Liberty Middle School, Madison, Madison County Record, News, SCHOOLS -- FEATURE SPOT, Z - News Main
 By  GreggParker Published 
3:28 pm Wednesday, April 29, 2020

School communities must show patience, Brown says

MADISON – “It’s almost eerie. It’s so quiet.”

Shannon Brown, Principal of Liberty Middle School, is having to adjust to an empty school and a new setting while working from home. All teachers and students also are adapting to school shutdown during the COVID-19 pandemic.

While working from home, Brown ‘attends’ administrator meetings and presentations in a virtual view with Google hangouts or other live, streaming meetings. “We make sure that we are in alignment with state requirements. We need to (confirm) that our entire team with Madison City Schools is all on the same page. We don’t need confusion. We don’t need stress,” Brown said.

“Everything is entirely online. What is different is that it is an unchartered time for everybody,” he said.

“I am having a hard time because I can’t see my kids. I’m used to sounds of the kids and the bells ringing. I can’t feel the temperature in the building. I can’t see who needs me (to help out),” Brown said.

“I communicate with my kiddos when I can,” he said, “so the kids can just see my face and hear my voice.”

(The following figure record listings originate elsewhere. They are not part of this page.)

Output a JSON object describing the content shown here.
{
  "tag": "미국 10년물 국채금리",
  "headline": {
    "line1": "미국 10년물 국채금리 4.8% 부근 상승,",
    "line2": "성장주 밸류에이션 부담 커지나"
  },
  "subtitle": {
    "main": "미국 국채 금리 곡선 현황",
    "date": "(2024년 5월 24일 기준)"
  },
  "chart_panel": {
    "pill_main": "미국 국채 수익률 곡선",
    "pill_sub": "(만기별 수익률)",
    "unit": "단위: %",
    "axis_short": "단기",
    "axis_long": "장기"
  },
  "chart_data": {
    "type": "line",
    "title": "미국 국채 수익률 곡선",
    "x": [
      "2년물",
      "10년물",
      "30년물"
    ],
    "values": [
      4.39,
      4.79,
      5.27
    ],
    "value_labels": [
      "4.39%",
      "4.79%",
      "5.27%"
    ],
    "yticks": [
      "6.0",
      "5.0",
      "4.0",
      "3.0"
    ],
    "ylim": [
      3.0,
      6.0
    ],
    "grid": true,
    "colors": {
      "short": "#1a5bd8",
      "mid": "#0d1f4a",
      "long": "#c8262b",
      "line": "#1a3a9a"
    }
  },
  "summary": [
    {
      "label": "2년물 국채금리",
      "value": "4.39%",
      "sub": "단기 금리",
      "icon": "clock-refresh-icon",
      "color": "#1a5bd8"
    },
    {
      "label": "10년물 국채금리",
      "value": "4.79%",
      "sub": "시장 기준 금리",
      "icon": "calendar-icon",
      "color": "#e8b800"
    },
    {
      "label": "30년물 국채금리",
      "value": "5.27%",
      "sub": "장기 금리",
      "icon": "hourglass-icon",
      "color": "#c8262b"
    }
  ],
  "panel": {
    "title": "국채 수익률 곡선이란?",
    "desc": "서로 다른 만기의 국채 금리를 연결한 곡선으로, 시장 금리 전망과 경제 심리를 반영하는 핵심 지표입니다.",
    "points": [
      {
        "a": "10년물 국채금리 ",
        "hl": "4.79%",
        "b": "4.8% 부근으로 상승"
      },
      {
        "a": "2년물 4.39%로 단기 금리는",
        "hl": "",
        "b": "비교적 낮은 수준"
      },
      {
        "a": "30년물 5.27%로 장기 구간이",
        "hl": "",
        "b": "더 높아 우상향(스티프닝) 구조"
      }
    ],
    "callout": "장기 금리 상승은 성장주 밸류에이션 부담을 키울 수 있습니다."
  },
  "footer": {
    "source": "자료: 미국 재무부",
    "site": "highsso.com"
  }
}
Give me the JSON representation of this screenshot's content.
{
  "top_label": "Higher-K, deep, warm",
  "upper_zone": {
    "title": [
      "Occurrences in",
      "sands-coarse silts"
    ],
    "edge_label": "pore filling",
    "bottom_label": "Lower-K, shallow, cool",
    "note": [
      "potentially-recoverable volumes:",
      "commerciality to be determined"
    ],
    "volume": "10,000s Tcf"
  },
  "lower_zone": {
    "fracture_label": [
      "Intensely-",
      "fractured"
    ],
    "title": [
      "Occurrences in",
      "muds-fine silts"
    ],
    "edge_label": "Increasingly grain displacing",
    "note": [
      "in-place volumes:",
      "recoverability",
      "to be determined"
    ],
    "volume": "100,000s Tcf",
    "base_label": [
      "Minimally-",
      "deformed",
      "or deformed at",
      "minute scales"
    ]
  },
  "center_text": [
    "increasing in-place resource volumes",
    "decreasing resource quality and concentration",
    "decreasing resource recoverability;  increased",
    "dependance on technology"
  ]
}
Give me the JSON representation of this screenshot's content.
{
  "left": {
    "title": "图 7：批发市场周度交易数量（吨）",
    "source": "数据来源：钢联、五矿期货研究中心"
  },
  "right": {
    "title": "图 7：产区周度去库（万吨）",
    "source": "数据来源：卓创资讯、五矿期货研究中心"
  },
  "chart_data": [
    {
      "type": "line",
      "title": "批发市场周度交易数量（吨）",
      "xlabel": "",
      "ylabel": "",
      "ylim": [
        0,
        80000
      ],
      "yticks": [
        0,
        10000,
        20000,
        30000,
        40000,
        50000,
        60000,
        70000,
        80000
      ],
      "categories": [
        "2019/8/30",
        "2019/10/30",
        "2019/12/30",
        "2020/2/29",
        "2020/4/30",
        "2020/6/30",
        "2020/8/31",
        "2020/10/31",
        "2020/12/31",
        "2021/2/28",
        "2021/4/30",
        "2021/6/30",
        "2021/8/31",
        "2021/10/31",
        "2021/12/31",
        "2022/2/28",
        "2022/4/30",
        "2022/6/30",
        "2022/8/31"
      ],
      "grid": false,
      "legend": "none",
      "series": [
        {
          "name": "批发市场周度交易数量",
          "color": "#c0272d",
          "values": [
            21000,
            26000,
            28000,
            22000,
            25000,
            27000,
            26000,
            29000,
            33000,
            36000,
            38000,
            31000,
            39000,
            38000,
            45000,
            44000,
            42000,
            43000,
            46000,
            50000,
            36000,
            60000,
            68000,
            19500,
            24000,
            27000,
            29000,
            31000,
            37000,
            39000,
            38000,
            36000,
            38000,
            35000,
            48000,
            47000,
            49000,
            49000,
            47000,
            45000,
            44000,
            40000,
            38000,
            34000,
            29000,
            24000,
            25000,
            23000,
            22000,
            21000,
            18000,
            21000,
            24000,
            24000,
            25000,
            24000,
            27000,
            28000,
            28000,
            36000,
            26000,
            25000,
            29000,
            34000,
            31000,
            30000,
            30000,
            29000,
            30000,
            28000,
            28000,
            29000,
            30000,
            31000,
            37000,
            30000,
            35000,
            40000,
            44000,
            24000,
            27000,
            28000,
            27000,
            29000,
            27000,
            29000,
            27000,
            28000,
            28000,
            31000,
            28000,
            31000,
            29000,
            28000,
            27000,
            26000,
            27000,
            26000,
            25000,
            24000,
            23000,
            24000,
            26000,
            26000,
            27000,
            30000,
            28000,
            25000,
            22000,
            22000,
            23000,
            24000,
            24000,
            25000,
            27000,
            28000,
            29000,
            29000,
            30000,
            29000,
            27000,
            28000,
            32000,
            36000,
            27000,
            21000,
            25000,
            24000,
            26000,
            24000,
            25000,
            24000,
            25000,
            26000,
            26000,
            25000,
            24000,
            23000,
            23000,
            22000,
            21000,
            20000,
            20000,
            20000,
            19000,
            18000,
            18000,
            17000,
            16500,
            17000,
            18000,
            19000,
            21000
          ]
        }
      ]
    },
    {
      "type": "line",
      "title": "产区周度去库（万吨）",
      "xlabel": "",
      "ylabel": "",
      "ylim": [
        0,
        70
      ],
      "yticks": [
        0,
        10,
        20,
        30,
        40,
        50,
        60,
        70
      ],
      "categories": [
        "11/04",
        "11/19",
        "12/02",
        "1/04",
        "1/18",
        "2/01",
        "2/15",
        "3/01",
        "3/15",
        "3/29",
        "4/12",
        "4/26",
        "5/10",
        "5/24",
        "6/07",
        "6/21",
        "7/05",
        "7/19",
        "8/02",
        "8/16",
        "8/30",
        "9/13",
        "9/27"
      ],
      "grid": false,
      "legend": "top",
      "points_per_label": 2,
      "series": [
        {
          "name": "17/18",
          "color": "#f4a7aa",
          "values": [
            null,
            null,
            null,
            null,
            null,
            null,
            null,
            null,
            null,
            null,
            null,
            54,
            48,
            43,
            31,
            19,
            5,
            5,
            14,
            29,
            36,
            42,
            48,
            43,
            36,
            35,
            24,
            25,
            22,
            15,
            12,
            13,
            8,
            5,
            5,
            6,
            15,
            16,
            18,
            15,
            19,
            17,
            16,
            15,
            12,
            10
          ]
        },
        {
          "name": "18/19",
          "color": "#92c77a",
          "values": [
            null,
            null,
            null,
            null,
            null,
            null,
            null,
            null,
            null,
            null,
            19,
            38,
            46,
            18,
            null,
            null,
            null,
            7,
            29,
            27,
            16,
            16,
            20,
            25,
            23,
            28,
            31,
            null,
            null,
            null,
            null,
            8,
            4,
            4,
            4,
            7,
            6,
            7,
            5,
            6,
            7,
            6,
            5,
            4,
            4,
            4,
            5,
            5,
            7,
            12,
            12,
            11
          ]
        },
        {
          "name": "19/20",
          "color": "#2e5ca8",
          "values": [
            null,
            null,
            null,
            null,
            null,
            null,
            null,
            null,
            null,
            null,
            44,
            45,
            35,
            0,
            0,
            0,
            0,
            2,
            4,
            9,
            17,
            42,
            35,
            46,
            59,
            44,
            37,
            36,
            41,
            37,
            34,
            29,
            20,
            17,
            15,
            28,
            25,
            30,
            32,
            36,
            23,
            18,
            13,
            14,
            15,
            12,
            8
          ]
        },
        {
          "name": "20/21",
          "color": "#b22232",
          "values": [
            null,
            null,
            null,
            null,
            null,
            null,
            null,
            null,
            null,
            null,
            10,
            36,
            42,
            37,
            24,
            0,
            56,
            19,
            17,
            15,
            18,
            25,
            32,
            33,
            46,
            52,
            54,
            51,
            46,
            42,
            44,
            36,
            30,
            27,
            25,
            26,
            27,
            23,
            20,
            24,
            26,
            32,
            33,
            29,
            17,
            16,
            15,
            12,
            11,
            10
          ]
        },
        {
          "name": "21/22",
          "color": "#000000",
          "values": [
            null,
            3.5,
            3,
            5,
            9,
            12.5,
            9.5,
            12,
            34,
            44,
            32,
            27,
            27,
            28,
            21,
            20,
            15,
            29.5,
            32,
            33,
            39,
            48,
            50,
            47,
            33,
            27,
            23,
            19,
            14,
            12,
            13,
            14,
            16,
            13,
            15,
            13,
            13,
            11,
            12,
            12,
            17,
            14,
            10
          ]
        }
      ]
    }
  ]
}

Instead of ‘calling roll’ to check attendance, teachers “keep up with students in a ‘participation log.’ Teachers know who is finishing work,” Brown said. “We will hold students accountable. For the most part, their academic year ended at the third nine weeks, but we need to see that their mastery continues (in the subject matter,” Brown said.

During this time, everyone must be flexible. “Patience is of the utmost importance — for administrators to be patient with teachers, for teachers to be patient with administrators, for teachers to be patient with the students and for the students to be patient with teachers,” Brown said.

Liberty’s team has been very supportive and patient. None of the teachers has resigned because of the current challenges. “No one at Liberty has said, ‘This is not what I signed up for,’” Brown said.

School leaders “understand that there are a lot of variables and unknowns at this time. We have to communicate. My teachers have to tend to their children and see that they complete their assignments – all while they are teaching their Liberty students,” Brown said. “The last thing we need to do is to add to the stress.”

He said to imagine being a teacher who has a child at Mill Creek Elementary School, another at Liberty and a teenager at James Clemens High School.

“We see how big this (situation) really is and the stress it has created. It is not ‘all our way or the highway,’” Brown said. “We are not requiring teachers to reinvent the wheel. We need ‘alignment’ with assignments so one child is not burdened down and another is free of (homework).”

Education possibly could be changing, with more online classes without a teacher. “I don’t think that the computer will ever replace the teacher. A lot of our kids needs that touch and need that one-on-one (interaction),” he said.